(The Center Square) – The Tennessee General Assembly passed a $42.6 billion state budget Thursday for the fiscal year that starts July 1.
Lawmakers strayed from Gov. Bill Lee's budget proposal by allocating $250 million to the state’s pension system and $100 million to the state’s rainy day fund. Lee's plan called for $50 million for the rainy day fund.
“We did (the budget) in the Tennessee way,” said Rep. Patsy Hazlewood, R-Signal Mountain, said. “We look at the money that we have, we look at the obligations that we have and we look at the priorities that we all have.”
Among the cuts lawmakers made from Lee's proposal to pay for the pension deposit was in funding for a sales tax holiday for food from grocery stores and restaurants. Lee budgeted $100 million for a two-week holiday. Lawmakers allocated $50 million for a one-week holiday, which will run from July 31 to Aug. 5.
“We know that industry has been hard hit during the pandemic,” Hazlewood said. “This will, hopefully, allow Tennesseans to get out, have a good meal and help that industry.”
Local government infrastructure grants and broadband internet expansion each was allocated $100 million, half of what Lee proposed. The grants for local governments, which are capped, can be used for anything that is not a recurring expense.
The budget also allocates $39 million for raises for direct care staff employed at agencies contracted by the Department of Intellectual and Developmental Disabilities – from $10 an hour to $12.50 an hour. There is also $42 million that will be spent on facilities and more for the Tennessee College of Applied Technology.

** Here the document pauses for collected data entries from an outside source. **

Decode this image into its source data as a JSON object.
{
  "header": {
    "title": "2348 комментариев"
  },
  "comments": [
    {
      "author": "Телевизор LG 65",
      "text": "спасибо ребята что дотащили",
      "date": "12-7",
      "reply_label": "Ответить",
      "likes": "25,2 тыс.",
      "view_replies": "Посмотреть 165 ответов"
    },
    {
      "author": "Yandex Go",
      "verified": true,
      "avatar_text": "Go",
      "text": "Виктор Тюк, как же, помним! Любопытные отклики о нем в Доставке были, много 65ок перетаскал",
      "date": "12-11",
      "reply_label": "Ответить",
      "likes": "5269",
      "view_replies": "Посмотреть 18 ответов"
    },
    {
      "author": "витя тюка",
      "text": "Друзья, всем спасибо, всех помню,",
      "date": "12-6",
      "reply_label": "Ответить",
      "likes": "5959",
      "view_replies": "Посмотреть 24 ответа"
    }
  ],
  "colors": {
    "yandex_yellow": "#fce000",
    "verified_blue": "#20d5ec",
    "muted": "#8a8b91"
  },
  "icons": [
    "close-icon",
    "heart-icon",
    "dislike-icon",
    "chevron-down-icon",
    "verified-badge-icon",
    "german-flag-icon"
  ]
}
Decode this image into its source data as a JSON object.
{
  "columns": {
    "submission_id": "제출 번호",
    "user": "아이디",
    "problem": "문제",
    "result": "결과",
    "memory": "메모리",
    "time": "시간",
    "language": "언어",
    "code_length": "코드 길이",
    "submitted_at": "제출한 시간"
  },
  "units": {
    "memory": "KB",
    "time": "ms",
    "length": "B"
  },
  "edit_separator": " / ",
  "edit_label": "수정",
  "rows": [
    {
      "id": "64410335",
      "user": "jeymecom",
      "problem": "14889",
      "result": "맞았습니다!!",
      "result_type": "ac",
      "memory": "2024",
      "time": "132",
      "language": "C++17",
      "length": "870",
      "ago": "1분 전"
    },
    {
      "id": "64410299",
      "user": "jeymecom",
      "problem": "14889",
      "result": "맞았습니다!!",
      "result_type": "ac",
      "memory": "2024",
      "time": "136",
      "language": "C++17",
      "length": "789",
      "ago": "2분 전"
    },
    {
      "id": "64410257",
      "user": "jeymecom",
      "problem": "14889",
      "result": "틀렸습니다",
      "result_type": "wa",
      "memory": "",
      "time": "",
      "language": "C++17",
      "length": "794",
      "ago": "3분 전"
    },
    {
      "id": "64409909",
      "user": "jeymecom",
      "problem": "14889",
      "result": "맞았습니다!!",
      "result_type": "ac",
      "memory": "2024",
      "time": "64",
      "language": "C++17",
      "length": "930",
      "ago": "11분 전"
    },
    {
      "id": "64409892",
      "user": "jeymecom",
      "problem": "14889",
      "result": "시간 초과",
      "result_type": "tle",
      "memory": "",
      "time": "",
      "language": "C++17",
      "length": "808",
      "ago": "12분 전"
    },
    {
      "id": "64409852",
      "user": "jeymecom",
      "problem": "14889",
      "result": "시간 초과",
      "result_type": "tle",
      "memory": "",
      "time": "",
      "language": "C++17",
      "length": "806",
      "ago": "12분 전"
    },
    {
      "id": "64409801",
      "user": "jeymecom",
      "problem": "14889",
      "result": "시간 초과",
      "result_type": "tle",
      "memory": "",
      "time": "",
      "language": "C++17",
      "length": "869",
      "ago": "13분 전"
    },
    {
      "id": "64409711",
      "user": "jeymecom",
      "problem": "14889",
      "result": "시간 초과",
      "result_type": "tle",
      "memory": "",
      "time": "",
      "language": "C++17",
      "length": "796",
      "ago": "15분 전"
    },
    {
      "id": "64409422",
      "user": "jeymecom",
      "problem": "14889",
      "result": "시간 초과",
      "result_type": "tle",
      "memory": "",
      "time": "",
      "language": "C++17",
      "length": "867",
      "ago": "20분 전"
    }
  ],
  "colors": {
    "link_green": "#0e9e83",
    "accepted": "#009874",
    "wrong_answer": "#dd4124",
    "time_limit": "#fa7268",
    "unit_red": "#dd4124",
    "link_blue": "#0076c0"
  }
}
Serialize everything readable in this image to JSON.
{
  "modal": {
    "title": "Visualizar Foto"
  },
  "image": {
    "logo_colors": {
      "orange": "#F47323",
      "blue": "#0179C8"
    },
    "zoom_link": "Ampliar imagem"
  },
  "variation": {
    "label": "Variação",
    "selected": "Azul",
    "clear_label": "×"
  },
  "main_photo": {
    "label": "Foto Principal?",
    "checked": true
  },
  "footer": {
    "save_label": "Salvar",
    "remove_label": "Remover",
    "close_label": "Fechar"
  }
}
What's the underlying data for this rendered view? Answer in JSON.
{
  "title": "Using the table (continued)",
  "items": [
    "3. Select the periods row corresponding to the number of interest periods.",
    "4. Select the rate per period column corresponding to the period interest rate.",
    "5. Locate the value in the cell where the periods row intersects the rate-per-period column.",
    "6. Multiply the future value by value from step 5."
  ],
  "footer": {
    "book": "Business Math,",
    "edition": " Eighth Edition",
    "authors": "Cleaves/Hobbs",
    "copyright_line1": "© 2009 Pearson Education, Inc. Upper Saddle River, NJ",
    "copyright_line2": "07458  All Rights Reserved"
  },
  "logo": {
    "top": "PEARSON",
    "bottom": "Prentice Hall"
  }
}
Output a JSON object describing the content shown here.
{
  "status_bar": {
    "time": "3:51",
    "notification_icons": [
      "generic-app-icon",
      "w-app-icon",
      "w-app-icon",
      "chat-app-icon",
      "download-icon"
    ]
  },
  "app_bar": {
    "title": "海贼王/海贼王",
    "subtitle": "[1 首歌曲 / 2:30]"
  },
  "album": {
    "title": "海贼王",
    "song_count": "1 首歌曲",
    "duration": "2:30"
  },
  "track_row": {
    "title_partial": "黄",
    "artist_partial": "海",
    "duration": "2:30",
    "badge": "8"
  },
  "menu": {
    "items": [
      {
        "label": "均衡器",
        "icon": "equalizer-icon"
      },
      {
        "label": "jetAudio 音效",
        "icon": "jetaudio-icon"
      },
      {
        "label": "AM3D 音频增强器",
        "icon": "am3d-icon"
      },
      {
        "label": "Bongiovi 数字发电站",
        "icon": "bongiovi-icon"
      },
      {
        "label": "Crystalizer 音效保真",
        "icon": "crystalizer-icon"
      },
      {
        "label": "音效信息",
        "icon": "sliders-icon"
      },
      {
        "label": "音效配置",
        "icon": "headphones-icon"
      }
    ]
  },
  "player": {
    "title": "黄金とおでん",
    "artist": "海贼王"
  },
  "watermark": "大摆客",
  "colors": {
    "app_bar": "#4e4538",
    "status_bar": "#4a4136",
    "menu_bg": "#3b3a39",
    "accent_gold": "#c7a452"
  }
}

Lee introduced a $42 billion spending proposal in February, but added $580 million in new spending earlier this month.
Not everyone was happy with the spending decisions, including Rep. Jason Powell, D-Nashville, who requested $2.5 million to help the state’s zoos and aquariums but ultimately withdrew the amendment.
Rep. Bo Mitchell, D-Nashville, criticized spending $4.2 million that will be divided between the Tim Tebow Foundation, a nonprofit from Florida aimed at giving faith and hope to those in need, and the Human Coalition from Texas, a faith-based anti-abortion group.
Mitchell, like Sen. Jeff Yarbro, D-Nashville, in the Senate, said there are similar nonprofits based in Tennessee that the state should have funded instead.
“They are all struggling to make payroll all the time,” Mitchell said. “Funny to me that we have $4.2 million we can send out of state.
“When the nonprofits in your community ask, tell them you sent their money to Texas and you sent their money to Tim Tebow in Florida,” Mitchell said.
Lee seemingly defended the decision in his statement on the budget.
“I’m proud that this budget delivers on some of our top promises to Tennesseans and invests in external organizations meeting the needs of our local communities,” Lee said. “Thank you to the General Assembly for their steadfast commitment to our shared goals and establishing Tennessee as a fiscal leader across the nation.”